For this installation, I reconfigured display units from the mid-century furniture showroom into a new environment to mosey around. The work imagines the building’s different pasts, specifically its people, those who once worked here, manufacturing soap or selling and merchandising homewares. And the behavioural patterns of visitors to the department store, the pleasure of shopping and the boredom of waiting, which it often entails. The ceramics and salt dough objects are like votive offerings, in a temple of many incarnations; a temple of consumerism, homemaking and productivity.
Centre of Gravity - Upright Downright (Ruins Forming)
Installation in former soap factory and subsequent department store, Gardiner Haskins, Bristol.
Materials: Microsoft Excel spreadsheet drawing printed on knitted textile, metal rods, wire.
I use Microsoft Excel as a drawing tool as a response to my ongoing interest in gender, labour and social attitudes to work.

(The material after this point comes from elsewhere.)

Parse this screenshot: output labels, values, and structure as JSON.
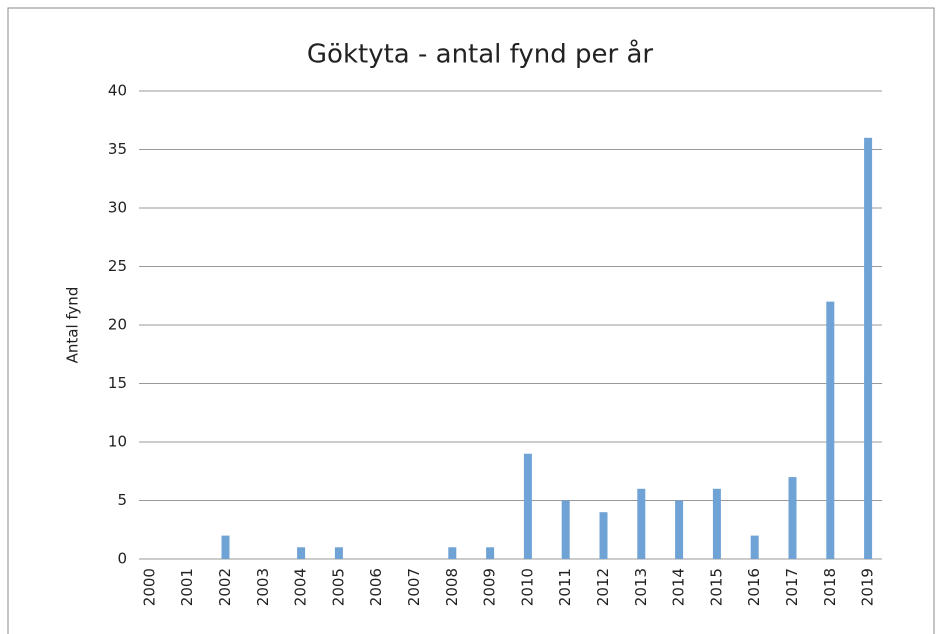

The mundanity and clunkiness of the medium for making large wall hangings became an involved labour in itself. The forms are inspired by the shapes and colours of the department store and former factory, with suggestions of both the decorative intimacy of household Venetian blinds and the industrial shuttering of the warehouse space in which it is hung. The column and its ruin is a familiar image of power and patronage, the built environment bearing the imprint of social and political change.
Josiah Heads
Part of my Centre of Gravity installation, this ceramic choir of eyeless heads invoke a weirdly cheerful band of factory foremen, jovial industrialists and bored yet benign husbands, waiting outside changing rooms.
Excel spreadsheet drawings
This ongoing body of work uses the administrator’s essential tool, the Microsoft Excel spreadsheet, to create graphical drawings. Abstract and decorative, these drawings reflect on often coercive systems of working environments, and the strategies workers use to express their agency within office / working life.

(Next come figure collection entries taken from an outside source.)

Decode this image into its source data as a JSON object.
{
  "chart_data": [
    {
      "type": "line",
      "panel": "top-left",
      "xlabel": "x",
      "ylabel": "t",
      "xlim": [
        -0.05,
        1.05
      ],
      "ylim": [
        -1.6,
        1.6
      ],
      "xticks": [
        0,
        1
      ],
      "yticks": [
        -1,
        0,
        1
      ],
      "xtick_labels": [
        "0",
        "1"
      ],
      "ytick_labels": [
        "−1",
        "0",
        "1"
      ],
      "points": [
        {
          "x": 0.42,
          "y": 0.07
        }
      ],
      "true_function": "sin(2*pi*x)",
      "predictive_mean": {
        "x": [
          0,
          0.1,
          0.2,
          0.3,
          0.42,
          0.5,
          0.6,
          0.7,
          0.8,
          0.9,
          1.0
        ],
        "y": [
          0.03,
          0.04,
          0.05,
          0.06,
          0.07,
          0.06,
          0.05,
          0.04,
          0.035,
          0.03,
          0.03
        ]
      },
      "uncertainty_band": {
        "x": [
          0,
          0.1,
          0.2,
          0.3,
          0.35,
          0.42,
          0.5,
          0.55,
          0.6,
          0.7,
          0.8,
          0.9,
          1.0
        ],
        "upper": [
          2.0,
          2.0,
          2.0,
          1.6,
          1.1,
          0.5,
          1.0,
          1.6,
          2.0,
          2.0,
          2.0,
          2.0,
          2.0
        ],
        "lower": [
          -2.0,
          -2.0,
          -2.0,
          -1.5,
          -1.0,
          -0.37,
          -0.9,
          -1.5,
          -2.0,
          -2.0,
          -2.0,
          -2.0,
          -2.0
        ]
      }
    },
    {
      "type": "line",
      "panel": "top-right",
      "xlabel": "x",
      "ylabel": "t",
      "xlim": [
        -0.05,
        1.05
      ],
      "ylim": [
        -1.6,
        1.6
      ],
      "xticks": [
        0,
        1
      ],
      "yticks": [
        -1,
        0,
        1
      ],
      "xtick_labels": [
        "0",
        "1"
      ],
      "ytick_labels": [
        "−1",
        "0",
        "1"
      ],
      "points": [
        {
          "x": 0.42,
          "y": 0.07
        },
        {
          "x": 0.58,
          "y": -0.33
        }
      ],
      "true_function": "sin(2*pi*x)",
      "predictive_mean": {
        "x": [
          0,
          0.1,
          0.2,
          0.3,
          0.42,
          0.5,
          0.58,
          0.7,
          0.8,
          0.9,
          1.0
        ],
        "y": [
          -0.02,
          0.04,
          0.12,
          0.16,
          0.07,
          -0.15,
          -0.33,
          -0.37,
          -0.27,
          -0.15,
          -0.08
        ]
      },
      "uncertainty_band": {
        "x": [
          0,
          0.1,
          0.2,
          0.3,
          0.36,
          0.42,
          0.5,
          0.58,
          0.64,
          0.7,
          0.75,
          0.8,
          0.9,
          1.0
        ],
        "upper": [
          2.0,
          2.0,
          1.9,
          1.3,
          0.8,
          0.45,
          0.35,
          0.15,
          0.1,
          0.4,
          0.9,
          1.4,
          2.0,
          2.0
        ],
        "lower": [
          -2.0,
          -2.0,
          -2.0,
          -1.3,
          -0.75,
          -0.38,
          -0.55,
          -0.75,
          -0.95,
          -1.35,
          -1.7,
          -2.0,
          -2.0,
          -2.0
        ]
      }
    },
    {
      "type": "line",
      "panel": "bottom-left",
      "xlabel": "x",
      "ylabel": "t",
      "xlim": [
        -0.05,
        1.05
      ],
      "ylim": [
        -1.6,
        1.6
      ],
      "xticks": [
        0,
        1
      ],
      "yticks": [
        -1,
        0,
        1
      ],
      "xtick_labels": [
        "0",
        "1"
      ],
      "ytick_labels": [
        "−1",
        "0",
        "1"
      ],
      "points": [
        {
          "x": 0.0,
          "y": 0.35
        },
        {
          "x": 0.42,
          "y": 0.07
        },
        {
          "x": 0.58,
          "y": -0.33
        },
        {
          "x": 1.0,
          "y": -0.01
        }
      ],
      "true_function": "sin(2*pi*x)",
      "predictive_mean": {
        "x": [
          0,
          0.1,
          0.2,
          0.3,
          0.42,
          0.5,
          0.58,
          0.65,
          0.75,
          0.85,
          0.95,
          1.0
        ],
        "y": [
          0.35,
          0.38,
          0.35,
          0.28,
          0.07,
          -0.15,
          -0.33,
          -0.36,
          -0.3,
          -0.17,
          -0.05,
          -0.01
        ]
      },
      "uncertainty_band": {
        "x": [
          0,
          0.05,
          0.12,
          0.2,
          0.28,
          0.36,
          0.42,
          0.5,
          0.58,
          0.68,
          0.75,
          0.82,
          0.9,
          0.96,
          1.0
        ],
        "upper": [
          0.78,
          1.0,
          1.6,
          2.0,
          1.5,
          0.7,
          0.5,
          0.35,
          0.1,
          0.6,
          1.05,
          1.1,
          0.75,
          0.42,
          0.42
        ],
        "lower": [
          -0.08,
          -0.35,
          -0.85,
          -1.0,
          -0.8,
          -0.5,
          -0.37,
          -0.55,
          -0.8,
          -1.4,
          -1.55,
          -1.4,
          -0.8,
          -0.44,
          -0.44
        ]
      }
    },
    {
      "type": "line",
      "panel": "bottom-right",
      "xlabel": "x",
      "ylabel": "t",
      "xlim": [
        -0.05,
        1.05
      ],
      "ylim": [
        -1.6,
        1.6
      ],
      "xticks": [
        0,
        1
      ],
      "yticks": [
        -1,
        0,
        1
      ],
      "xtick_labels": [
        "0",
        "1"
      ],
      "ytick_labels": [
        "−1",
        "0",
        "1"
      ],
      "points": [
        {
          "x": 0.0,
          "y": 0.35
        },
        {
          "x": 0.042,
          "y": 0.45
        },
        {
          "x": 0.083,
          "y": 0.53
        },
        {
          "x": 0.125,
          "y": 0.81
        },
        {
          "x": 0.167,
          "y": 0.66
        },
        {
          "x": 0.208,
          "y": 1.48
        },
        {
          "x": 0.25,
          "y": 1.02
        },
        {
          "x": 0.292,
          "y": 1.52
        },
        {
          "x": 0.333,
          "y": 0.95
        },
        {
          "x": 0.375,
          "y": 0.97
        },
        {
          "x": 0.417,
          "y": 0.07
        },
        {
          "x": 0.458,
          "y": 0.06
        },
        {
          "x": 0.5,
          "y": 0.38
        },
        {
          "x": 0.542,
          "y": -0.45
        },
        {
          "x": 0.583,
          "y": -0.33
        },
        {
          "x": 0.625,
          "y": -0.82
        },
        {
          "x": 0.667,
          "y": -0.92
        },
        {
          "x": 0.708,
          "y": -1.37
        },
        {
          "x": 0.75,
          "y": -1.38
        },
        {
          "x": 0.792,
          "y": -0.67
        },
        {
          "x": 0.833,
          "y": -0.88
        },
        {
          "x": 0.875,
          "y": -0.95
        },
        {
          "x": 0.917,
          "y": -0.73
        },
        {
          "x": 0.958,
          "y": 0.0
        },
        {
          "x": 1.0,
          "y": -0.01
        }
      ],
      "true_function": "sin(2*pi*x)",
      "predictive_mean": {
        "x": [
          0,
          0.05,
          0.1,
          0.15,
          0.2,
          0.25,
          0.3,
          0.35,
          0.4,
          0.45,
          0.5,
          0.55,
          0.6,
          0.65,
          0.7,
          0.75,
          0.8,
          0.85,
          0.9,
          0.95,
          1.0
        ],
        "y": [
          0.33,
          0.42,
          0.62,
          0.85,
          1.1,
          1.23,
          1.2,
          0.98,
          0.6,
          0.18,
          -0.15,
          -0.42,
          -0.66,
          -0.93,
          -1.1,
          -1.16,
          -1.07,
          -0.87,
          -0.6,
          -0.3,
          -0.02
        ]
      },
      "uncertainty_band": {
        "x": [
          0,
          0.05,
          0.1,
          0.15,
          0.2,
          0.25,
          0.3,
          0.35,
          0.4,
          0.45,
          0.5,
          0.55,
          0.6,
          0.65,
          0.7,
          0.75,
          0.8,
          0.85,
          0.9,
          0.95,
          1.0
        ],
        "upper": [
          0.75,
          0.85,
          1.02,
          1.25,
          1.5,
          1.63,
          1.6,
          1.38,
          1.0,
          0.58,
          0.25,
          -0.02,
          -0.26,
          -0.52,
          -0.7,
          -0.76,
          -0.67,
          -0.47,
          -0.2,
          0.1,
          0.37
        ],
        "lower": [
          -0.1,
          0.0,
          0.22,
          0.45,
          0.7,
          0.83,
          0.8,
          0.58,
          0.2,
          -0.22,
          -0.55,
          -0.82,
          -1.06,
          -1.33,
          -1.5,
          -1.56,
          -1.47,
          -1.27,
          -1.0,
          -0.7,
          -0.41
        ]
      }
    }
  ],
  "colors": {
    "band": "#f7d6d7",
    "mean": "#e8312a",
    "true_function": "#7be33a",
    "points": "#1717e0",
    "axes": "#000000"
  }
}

The Excel artworks form part of my ongoing interest in labour, social attitudes to work, and the objects, gestures and systems that seep into wider culture from our working lives.
Winged Banner B-2
This paper weaving was made using 2 rolls of Fabriano paper, painted on both sides and woven together over the course of 3 days. The abstract wing forms reference the components of a model maker’s stealth bomber (the Northrop Grumman B-2 Spirit) kit, and have featured in my work over several years. This weaving formed the central piece in my Annihilation Seal solo show at ArcadeCampfa, Cardiff, which explored the visual identities of nuclear states, alongside the visuals of extinction, such as dinosaur death poses and carbon.